I’m guessing the try in the quoted post being slow was either just random luck or it routed it to iad for some reason. Rerunning it several times in a row with ams.splashcat-db.internal is pretty consistently around 0.05s.

1 Like

Can anyone from Fly.io provide some insight on this? I’m pretty sure this is an issue with flycast and is seemingly outside my control.

1 Like

Once again bumping this hoping to get some insight from someone at Fly.

This may have escaped notice way down here…

:leaves: :leaves: :leaves:

I think a top-level re-post would be fair, emphasizing the Flycast aspect.

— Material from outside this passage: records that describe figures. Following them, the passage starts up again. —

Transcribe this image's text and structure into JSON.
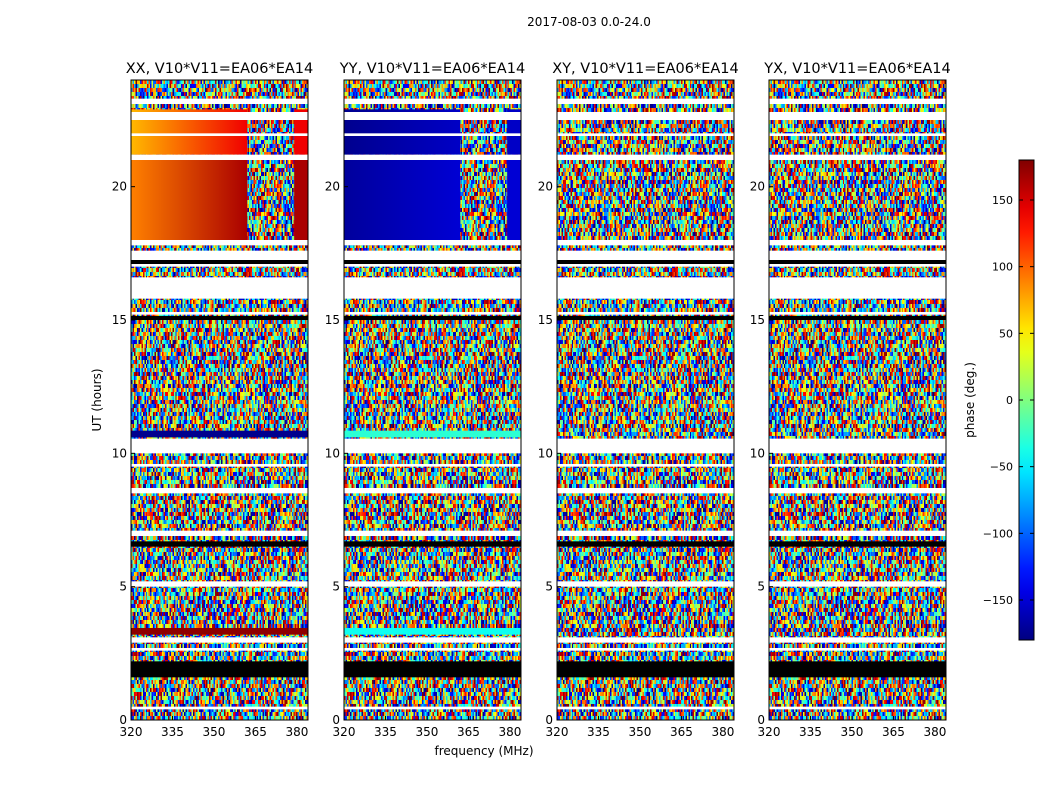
{
  "chart_data": {
    "type": "heatmap",
    "suptitle": "2017-08-03 0.0-24.0",
    "xlabel": "frequency (MHz)",
    "ylabel": "UT (hours)",
    "xlim": [
      320,
      384
    ],
    "ylim": [
      0,
      24
    ],
    "x_ticks": [
      320,
      335,
      350,
      365,
      380
    ],
    "y_ticks": [
      0,
      5,
      10,
      15,
      20
    ],
    "panels": [
      {
        "title": "XX, V10*V11=EA06*EA14",
        "segments": [
          {
            "y": [
              21.2,
              22.9
            ],
            "mode": "grad",
            "phase": [
              70,
              140
            ],
            "edge": 362
          },
          {
            "y": [
              17.8,
              21.0
            ],
            "mode": "grad",
            "phase": [
              90,
              165
            ],
            "edge": 362
          },
          {
            "y": [
              10.6,
              10.85
            ],
            "mode": "solid",
            "phase": -175
          },
          {
            "y": [
              3.2,
              3.45
            ],
            "mode": "solid",
            "phase": 175
          }
        ]
      },
      {
        "title": "YY, V10*V11=EA06*EA14",
        "segments": [
          {
            "y": [
              21.2,
              22.9
            ],
            "mode": "grad",
            "phase": [
              -175,
              -155
            ],
            "edge": 362
          },
          {
            "y": [
              17.8,
              21.0
            ],
            "mode": "grad",
            "phase": [
              -170,
              -150
            ],
            "edge": 362
          },
          {
            "y": [
              10.6,
              10.85
            ],
            "mode": "solid",
            "phase": -30
          },
          {
            "y": [
              3.2,
              3.45
            ],
            "mode": "solid",
            "phase": -40
          }
        ]
      },
      {
        "title": "XY, V10*V11=EA06*EA14",
        "segments": []
      },
      {
        "title": "YX, V10*V11=EA06*EA14",
        "segments": []
      }
    ],
    "flagged_rows": [
      [
        23.1,
        23.3
      ],
      [
        22.5,
        22.8
      ],
      [
        21.9,
        22.0
      ],
      [
        21.0,
        21.2
      ],
      [
        17.8,
        18.0
      ],
      [
        17.0,
        17.6
      ],
      [
        15.8,
        16.6
      ],
      [
        15.2,
        15.3
      ],
      [
        10.0,
        10.55
      ],
      [
        9.5,
        9.6
      ],
      [
        8.5,
        8.7
      ],
      [
        6.9,
        7.1
      ],
      [
        5.0,
        5.2
      ],
      [
        2.9,
        3.1
      ],
      [
        2.6,
        2.7
      ],
      [
        0.4,
        0.5
      ]
    ],
    "black_rows": [
      [
        1.6,
        2.2
      ],
      [
        6.5,
        6.7
      ],
      [
        17.1,
        17.25
      ],
      [
        15.0,
        15.15
      ]
    ],
    "colorbar": {
      "label": "phase (deg.)",
      "range": [
        -180,
        180
      ],
      "ticks": [
        150,
        100,
        50,
        0,
        -50,
        -100,
        -150
      ],
      "tick_labels": [
        "150",
        "100",
        "50",
        "0",
        "−50",
        "−100",
        "−150"
      ],
      "colormap": "jet"
    }
  }
}
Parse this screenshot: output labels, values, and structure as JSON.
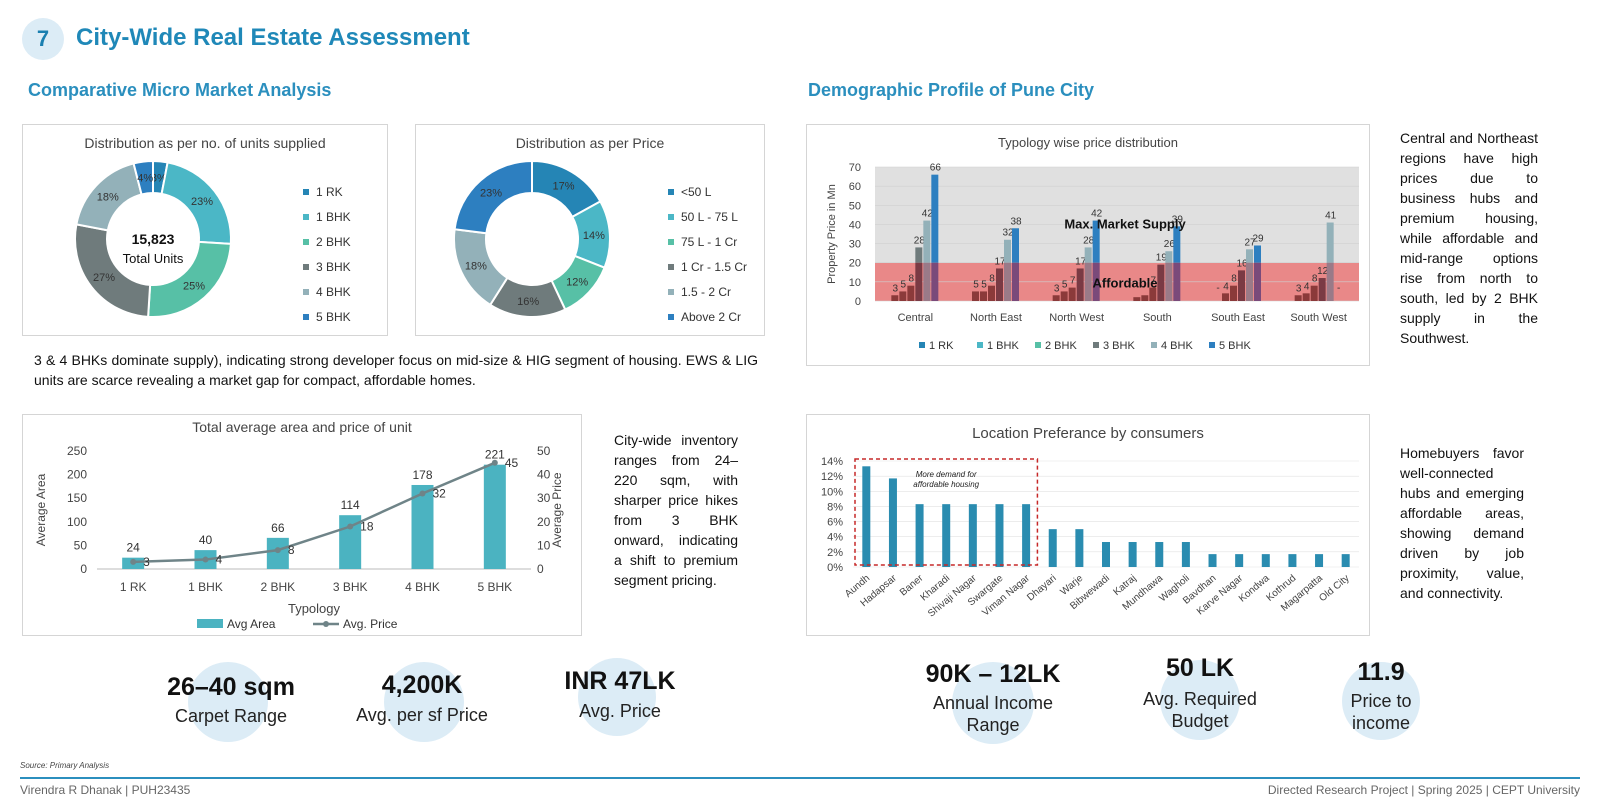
{
  "header": {
    "page_number": "7",
    "title": "City-Wide Real Estate Assessment"
  },
  "sections": {
    "left": "Comparative Micro Market Analysis",
    "right": "Demographic Profile of Pune City"
  },
  "paragraphs": {
    "supply": "3 & 4 BHKs dominate supply), indicating strong developer focus on mid-size & HIG segment of housing. EWS & LIG units are scarce revealing a market gap for compact, affordable homes.",
    "inventory": "City-wide inventory ranges from 24–220 sqm, with sharper price hikes from 3 BHK onward, indicating a shift to premium segment pricing.",
    "regions": "Central and Northeast regions have high prices due to business hubs and premium housing, while affordable and mid-range options rise from north to south, led by 2 BHK supply in the Southwest.",
    "homebuyers": "Homebuyers favor well-connected hubs and emerging affordable areas, showing demand driven by job proximity, value, and connectivity."
  },
  "kpis": [
    {
      "value": "26–40 sqm",
      "label": "Carpet Range"
    },
    {
      "value": "4,200K",
      "label": "Avg. per sf Price"
    },
    {
      "value": "INR 47LK",
      "label": "Avg. Price"
    },
    {
      "value": "90K – 12LK",
      "label": "Annual Income Range"
    },
    {
      "value": "50 LK",
      "label": "Avg. Required Budget"
    },
    {
      "value": "11.9",
      "label": "Price to income"
    }
  ],
  "footer": {
    "source": "Source: Primary Analysis",
    "author": "Virendra R Dhanak | PUH23435",
    "project": "Directed Research Project | Spring 2025 | CEPT University"
  },
  "colors": {
    "accent": "#1f88b8",
    "bar_teal": "#4bb3c1",
    "line_grey": "#6f8488",
    "red_band": "#e57373",
    "grey_band": "#e0e0e0",
    "loc_bar": "#2a8cb0"
  },
  "chart_data": [
    {
      "type": "pie",
      "title": "Distribution as per no. of units supplied",
      "center_value": "15,823",
      "center_label": "Total Units",
      "labels": [
        "1 RK",
        "1 BHK",
        "2 BHK",
        "3 BHK",
        "4 BHK",
        "5 BHK"
      ],
      "values": [
        3,
        23,
        25,
        27,
        18,
        4
      ],
      "value_labels": [
        "3%",
        "23%",
        "25%",
        "27%",
        "18%",
        "4%"
      ],
      "colors": [
        "#2585b5",
        "#4bb7c6",
        "#57c0a6",
        "#6f7b7c",
        "#93b1b9",
        "#2d7fc0"
      ]
    },
    {
      "type": "pie",
      "title": "Distribution as per Price",
      "labels": [
        "<50 L",
        "50 L - 75 L",
        "75 L - 1 Cr",
        "1 Cr - 1.5 Cr",
        "1.5 - 2 Cr",
        "Above 2 Cr"
      ],
      "values": [
        17,
        14,
        12,
        16,
        18,
        23
      ],
      "value_labels": [
        "17%",
        "14%",
        "12%",
        "16%",
        "18%",
        "23%"
      ],
      "colors": [
        "#2585b5",
        "#4bb7c6",
        "#57c0a6",
        "#6f7b7c",
        "#93b1b9",
        "#2d7fc0"
      ]
    },
    {
      "type": "bar",
      "title": "Total average area and price of unit",
      "categories": [
        "1 RK",
        "1 BHK",
        "2 BHK",
        "3 BHK",
        "4 BHK",
        "5 BHK"
      ],
      "xlabel": "Typology",
      "ylabel": "Average Area",
      "y2label": "Average Price",
      "ylim": [
        0,
        250
      ],
      "yticks": [
        0,
        50,
        100,
        150,
        200,
        250
      ],
      "y2lim": [
        0,
        50
      ],
      "y2ticks": [
        0,
        10,
        20,
        30,
        40,
        50
      ],
      "series": [
        {
          "name": "Avg Area",
          "type": "bar",
          "values": [
            24,
            40,
            66,
            114,
            178,
            221
          ]
        },
        {
          "name": "Avg. Price",
          "type": "line",
          "axis": "right",
          "values": [
            3,
            4,
            8,
            18,
            32,
            45
          ]
        }
      ]
    },
    {
      "type": "bar",
      "title": "Typology wise price distribution",
      "categories": [
        "Central",
        "North East",
        "North West",
        "South",
        "South East",
        "South West"
      ],
      "ylabel": "Property Price in Mn",
      "ylim": [
        0,
        70
      ],
      "yticks": [
        0,
        10,
        20,
        30,
        40,
        50,
        60,
        70
      ],
      "bands": [
        {
          "label": "Max. Market Supply",
          "from": 20,
          "to": 70
        },
        {
          "label": "Affordable",
          "from": 0,
          "to": 20
        }
      ],
      "series": [
        {
          "name": "1 RK",
          "values": [
            3,
            5,
            3,
            2,
            0,
            3
          ],
          "labels": [
            "3",
            "5",
            "3",
            "",
            "-",
            "3"
          ]
        },
        {
          "name": "1 BHK",
          "values": [
            5,
            5,
            5,
            3,
            4,
            4
          ],
          "labels": [
            "5",
            "5",
            "5",
            "",
            "4",
            "4"
          ]
        },
        {
          "name": "2 BHK",
          "values": [
            8,
            8,
            7,
            7,
            8,
            8
          ],
          "labels": [
            "8",
            "8",
            "7",
            "7",
            "8",
            "8"
          ]
        },
        {
          "name": "3 BHK",
          "values": [
            28,
            17,
            17,
            19,
            16,
            12
          ],
          "labels": [
            "28",
            "17",
            "17",
            "19",
            "16",
            "12"
          ]
        },
        {
          "name": "4 BHK",
          "values": [
            42,
            32,
            28,
            26,
            27,
            41
          ],
          "labels": [
            "42",
            "32",
            "28",
            "26",
            "27",
            "41"
          ]
        },
        {
          "name": "5 BHK",
          "values": [
            66,
            38,
            42,
            39,
            29,
            0
          ],
          "labels": [
            "66",
            "38",
            "42",
            "39",
            "29",
            "-"
          ]
        }
      ]
    },
    {
      "type": "bar",
      "title": "Location Preferance by consumers",
      "categories": [
        "Aundh",
        "Hadapsar",
        "Baner",
        "Kharadi",
        "Shivaji Nagar",
        "Swargate",
        "Viman Nagar",
        "Dhayari",
        "Warje",
        "Bibwewadi",
        "Katraj",
        "Mundhawa",
        "Wagholi",
        "Bavdhan",
        "Karve Nagar",
        "Kondwa",
        "Kothrud",
        "Magarpatta",
        "Old City"
      ],
      "values": [
        13.3,
        11.7,
        8.3,
        8.3,
        8.3,
        8.3,
        8.3,
        5.0,
        5.0,
        3.3,
        3.3,
        3.3,
        3.3,
        1.7,
        1.7,
        1.7,
        1.7,
        1.7,
        1.7
      ],
      "ylim": [
        0,
        14
      ],
      "yticks": [
        0,
        2,
        4,
        6,
        8,
        10,
        12,
        14
      ],
      "annotation": "More demand for affordable housing"
    }
  ]
}
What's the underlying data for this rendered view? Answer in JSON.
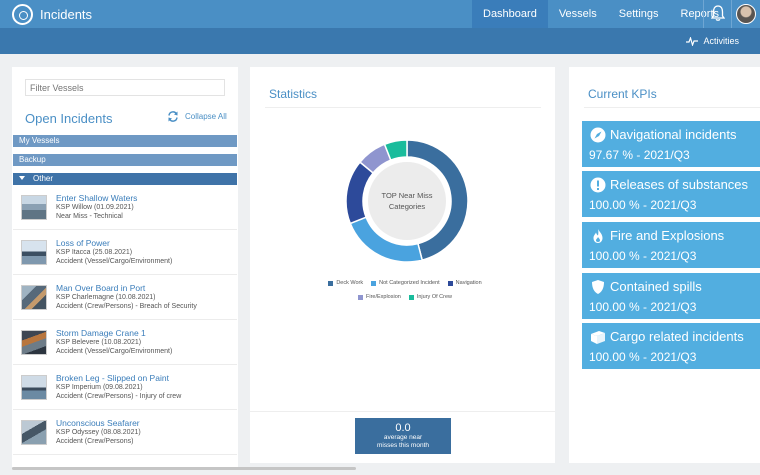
{
  "header": {
    "app_title": "Incidents",
    "nav": [
      "Dashboard",
      "Vessels",
      "Settings",
      "Reports"
    ],
    "active_nav": "Dashboard",
    "icons": [
      "logo-icon",
      "bell-icon",
      "avatar"
    ]
  },
  "subbar": {
    "activities_label": "Activities"
  },
  "left_panel": {
    "filter_placeholder": "Filter Vessels",
    "title": "Open Incidents",
    "collapse_label": "Collapse All",
    "groups": [
      "My Vessels",
      "Backup",
      "Other"
    ],
    "incidents": [
      {
        "title": "Enter Shallow Waters",
        "vessel": "KSP Willow (01.09.2021)",
        "category": "Near Miss - Technical"
      },
      {
        "title": "Loss of Power",
        "vessel": "KSP Itacca (25.08.2021)",
        "category": "Accident (Vessel/Cargo/Environment)"
      },
      {
        "title": "Man Over Board in Port",
        "vessel": "KSP Charlemagne (10.08.2021)",
        "category": "Accident (Crew/Persons) - Breach of Security"
      },
      {
        "title": "Storm Damage Crane 1",
        "vessel": "KSP Belevere (10.08.2021)",
        "category": "Accident (Vessel/Cargo/Environment)"
      },
      {
        "title": "Broken Leg - Slipped on Paint",
        "vessel": "KSP Imperium (09.08.2021)",
        "category": "Accident (Crew/Persons) - Injury of crew"
      },
      {
        "title": "Unconscious Seafarer",
        "vessel": "KSP Odyssey (08.08.2021)",
        "category": "Accident (Crew/Persons)"
      }
    ]
  },
  "statistics": {
    "title": "Statistics",
    "center_label_line1": "TOP Near Miss",
    "center_label_line2": "Categories",
    "average_value": "0.0",
    "average_label_line1": "average near",
    "average_label_line2": "misses this month"
  },
  "chart_data": {
    "type": "pie",
    "series": [
      {
        "name": "Deck Work",
        "value": 46,
        "color": "#3a6e9e"
      },
      {
        "name": "Not Categorized Incident",
        "value": 23,
        "color": "#4aa3df"
      },
      {
        "name": "Navigation",
        "value": 17,
        "color": "#2d4a9a"
      },
      {
        "name": "Fire/Explosion",
        "value": 8,
        "color": "#8f95cf"
      },
      {
        "name": "Injury Of Crew",
        "value": 6,
        "color": "#1abc9c"
      }
    ],
    "legend_position": "bottom"
  },
  "kpis": {
    "title": "Current KPIs",
    "cards": [
      {
        "name": "Navigational incidents",
        "value": "97.67 % - 2021/Q3",
        "icon": "compass-icon"
      },
      {
        "name": "Releases of substances",
        "value": "100.00 % - 2021/Q3",
        "icon": "warning-icon"
      },
      {
        "name": "Fire and Explosions",
        "value": "100.00 % - 2021/Q3",
        "icon": "fire-icon"
      },
      {
        "name": "Contained spills",
        "value": "100.00 % - 2021/Q3",
        "icon": "shield-icon"
      },
      {
        "name": "Cargo related incidents",
        "value": "100.00 % - 2021/Q3",
        "icon": "box-icon"
      }
    ]
  }
}
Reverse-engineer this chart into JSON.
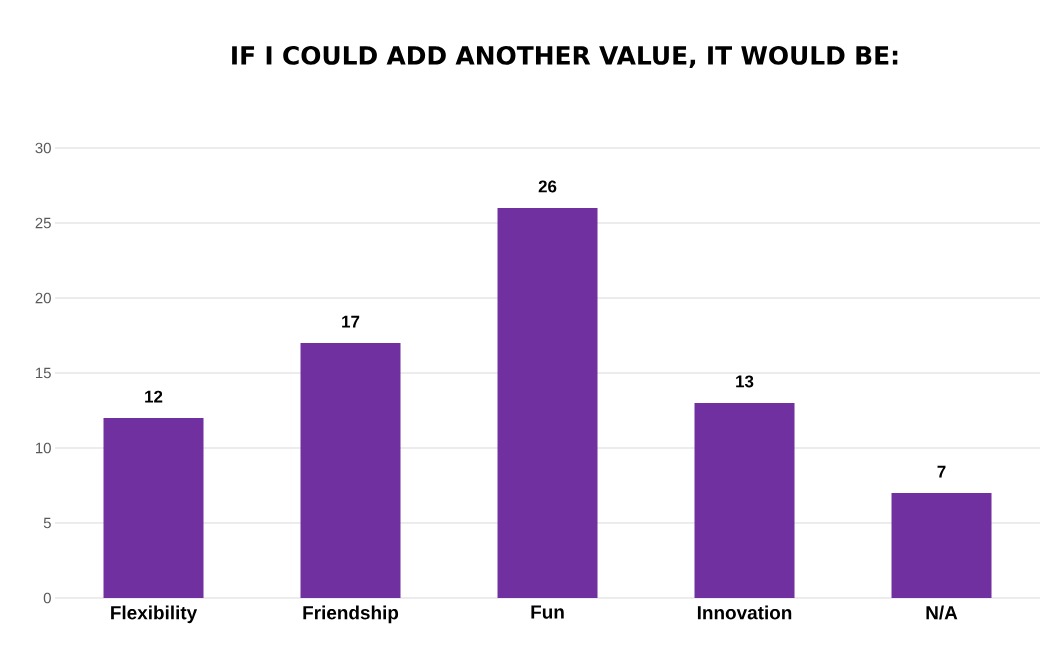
{
  "chart_data": {
    "type": "bar",
    "title": "IF I COULD ADD ANOTHER VALUE, IT WOULD BE:",
    "categories": [
      "Flexibility",
      "Friendship",
      "Fun",
      "Innovation",
      "N/A"
    ],
    "values": [
      12,
      17,
      26,
      13,
      7
    ],
    "color": "#7030a0",
    "ylim": [
      0,
      30
    ],
    "yticks": [
      0,
      5,
      10,
      15,
      20,
      25,
      30
    ],
    "grid": "y",
    "data_labels": true
  }
}
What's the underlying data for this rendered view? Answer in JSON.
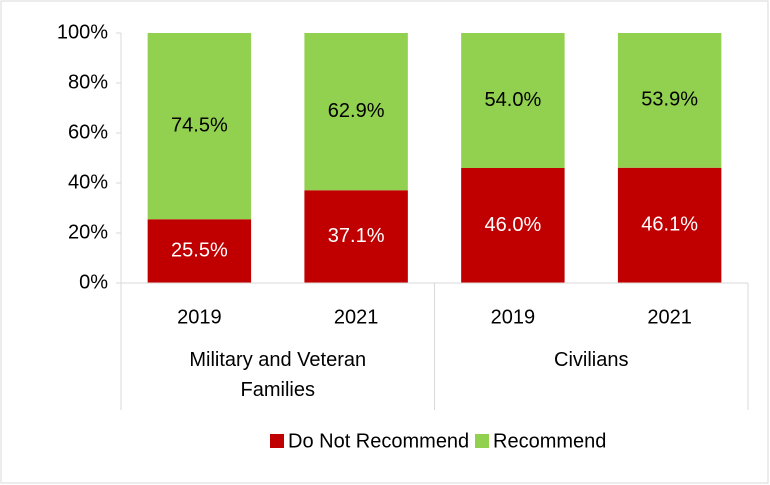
{
  "chart_data": {
    "type": "stacked_bar",
    "groups": [
      {
        "name": "Military and Veteran Families",
        "categories": [
          "2019",
          "2021"
        ]
      },
      {
        "name": "Civilians",
        "categories": [
          "2019",
          "2021"
        ]
      }
    ],
    "series": [
      {
        "name": "Do Not Recommend",
        "color": "#c00000",
        "label_color": "#ffffff",
        "values": [
          25.5,
          37.1,
          46.0,
          46.1
        ],
        "value_labels": [
          "25.5%",
          "37.1%",
          "46.0%",
          "46.1%"
        ]
      },
      {
        "name": "Recommend",
        "color": "#92d050",
        "label_color": "#000000",
        "values": [
          74.5,
          62.9,
          54.0,
          53.9
        ],
        "value_labels": [
          "74.5%",
          "62.9%",
          "54.0%",
          "53.9%"
        ]
      }
    ],
    "ylim": [
      0,
      100
    ],
    "yticks": [
      {
        "value": 0,
        "label": "0%"
      },
      {
        "value": 20,
        "label": "20%"
      },
      {
        "value": 40,
        "label": "40%"
      },
      {
        "value": 60,
        "label": "60%"
      },
      {
        "value": 80,
        "label": "80%"
      },
      {
        "value": 100,
        "label": "100%"
      }
    ],
    "grid": false,
    "legend": "bottom"
  }
}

(Odds are you’re not the only one affected.)

1 Like

Made a thread :slightly_smiling_face: 800ms intra-region Flycast latency (Amsterdam)

Thanks for all the help with this!!

dumb rambling that i wrote for some reason

Sorry for not really saying thanks sooner >.< I feel like I struggle a lot with knowing when to say it exactly and like, I worry a lot that it’d be weird if I said thanks in like every single post. yeah i don’t know why i wrote this but i did >.< but like really thanks so much for the help with this!!

1 Like

This topic was automatically closed 7 days after the last reply. New replies are no longer allowed.